E é neste estágio que nos encontramos: desconfinar, encontrar formas seguras e estáveis para o regresso a uma possível normalidade.

“Desconfinar não significa relaxar”, disse Mónica Pon e deixou o alerta: “temos de estar atentos às patologias resultantes do próprio confinamento, há um aumento de outras doenças associadas, stress, ansiedade, diabetes, colesterol. O peso psicológico e económico nas pessoas é enorme neste momento”.

E para o regresso a este “novo normal”, os três médicos convidados da webinar, realizada pelo Plataforma com o apoio da Fundação Rui Cunha, estão de acordo na estratégia a usar: usos massivo de máscaras e aplicação das regras de higiene e distanciamento. “Só assim será possível estarmos mais aptos para o embate de uma possível segunda vaga”, acrescenta Mário Freitas.

Estas novas regras de comportamento social serão válidas enquanto nos encontrarmos nesta fase de estudo da doença. Como lembrou Mónica Pon “não sabemos qual o comportamento do vírus. Sabemos que não está controlado”.

E neste desconhecimento, realçado por Luís Bernardino – “temos de conhecer a doença primeiro” – e a demora previsível na descoberta de uma vacina que leva a médica interna de Macau a dizer: “uma má vacina é pior do que não haver uma vacina. Há centenas de empresas na corrida, mas não se pode acelerar o processo…”.

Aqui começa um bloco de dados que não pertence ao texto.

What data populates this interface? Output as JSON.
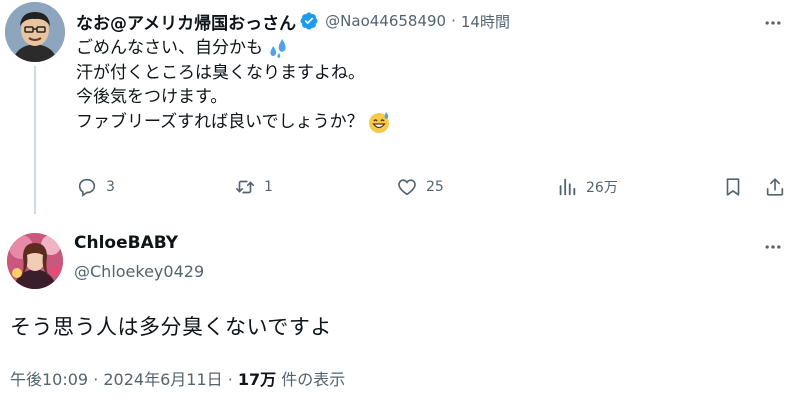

Mário Freitas vai mais longe nesta ideia: “Não sabemos, sequer, o que vamos descobrir”, frisando que “o fator protetor desta doença mantém-se o mesmo deste o primeiro dia e que deve continuar até existir uma terapêutica adequada”.

Quanto aos efeitos positivos do uso terapêutico de substâncias como a cloroquina ou a vacina BCG, os convidados da webinar foram peremptórios: Nada está provado e neste momento não há qualquer terapêutica dada como provada.

Neste particular, Luís Bernardino insistiu que “é preciso não dar ouvidos aos oportunistas! As pessoas estão muito crédulas perante a hipótese de uma solução fácil para a resolução fácil e rápida deste enorme problema”.

O futuro, esse, continua com um enorme ponto de interrogação. “Não sei o que podemos esperar no futuro….”, declarou Mónica Pon.

O que levou Mário Freitas e Luís Bernardino a insistir na consciência individual das regras para o desconfinamento e a alertar os governos dos respetivos países para a importância da testagem: “testar, testar, testar continua a ser a melhor arma para salvar vidas”.